Isso pode levar o relacionamento amoroso ateu/teísta a um ponto de ruptura irreversível. Como lidar com isso ? Não há solução que se encaixe em todos os casos. A melhor solução mesmo seria ter usado camisinha e evitado a gravidez. Mas uma postura tolerante da sua parte pode ajudar a diminuir a tensão – diminuir, já que acabar ela não irá nunca. Deixe que seu rebento seja batizado, por exemplo. Porém, deixe claro que você irá falar do seu ateísmo para ele assim que a criança tiver idade para compreender isso. Jogue a semente, e espere que ela floresça. Se ela não florescer...cada um é responsável por suas escolhas. Você não se torna um ateu pior se os seus filhos se tornarem teístas.
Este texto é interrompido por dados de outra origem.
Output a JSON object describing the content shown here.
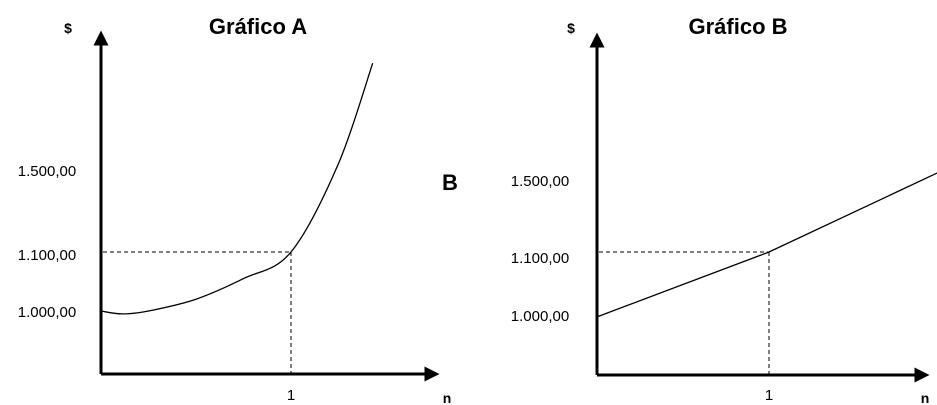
{
  "stray_label": "B",
  "chart_data": [
    {
      "type": "line",
      "title": "Gráfico A",
      "ylabel": "$",
      "xlabel": "n",
      "x_ticks": [
        "1"
      ],
      "y_ticks": [
        "1.000,00",
        "1.100,00",
        "1.500,00"
      ],
      "y_tick_values": [
        1000,
        1100,
        1500
      ],
      "reference": {
        "x": 1,
        "y": 1100
      },
      "series": [
        {
          "shape": "curve",
          "x": [
            0,
            0.11,
            0.25,
            0.5,
            0.75,
            1.0,
            1.25,
            1.43
          ],
          "values": [
            1000,
            995,
            1000,
            1020,
            1055,
            1100,
            1250,
            1420
          ]
        }
      ],
      "grid": false
    },
    {
      "type": "line",
      "title": "Gráfico B",
      "ylabel": "$",
      "xlabel": "n",
      "x_ticks": [
        "1"
      ],
      "y_ticks": [
        "1.000,00",
        "1.100,00",
        "1.500,00"
      ],
      "y_tick_values": [
        1000,
        1100,
        1500
      ],
      "reference": {
        "x": 1,
        "y": 1100
      },
      "series": [
        {
          "shape": "straight",
          "x": [
            0,
            1.0,
            2.0
          ],
          "values": [
            990,
            1100,
            1237
          ]
        }
      ],
      "grid": false
    }
  ]
}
Como vimos, as barreiras para o relacionamento amoroso com um(a) teísta são muitos. Muitos ateus se cansam de anos de tentativas frustradas e resolvem procurar um parceiro que seja ateu ou, ao menos, agnóstico. Essa é, para mim, a melhor solução, mas não é acessível para todos. Nós ateus somos poucos, e em muitos lugares, principalmente no interior do Brasil, pode ser difícil encontrar outros como nós.

Então, o que fazer ? Continuar tentando. E ter em mente que não será fácil. Não é fácil para ninguém, na verdade, seja ateu ou não. Ser ateu coloca algumas barreiras a mais, mas elas não são intransponíveis. E pode ser que o problema seja você, e não o seu ateísmo. Já pensou nisso ? Que você pode estar jogando no ateísmo a “culpa” de seus relacionamentos não darem certo, quando na verdade são as suas atitudes que desagradam seu parceiro ? Pois é. Pense nisso e, se for preciso, procure ajuda profissional para lidar com a situação.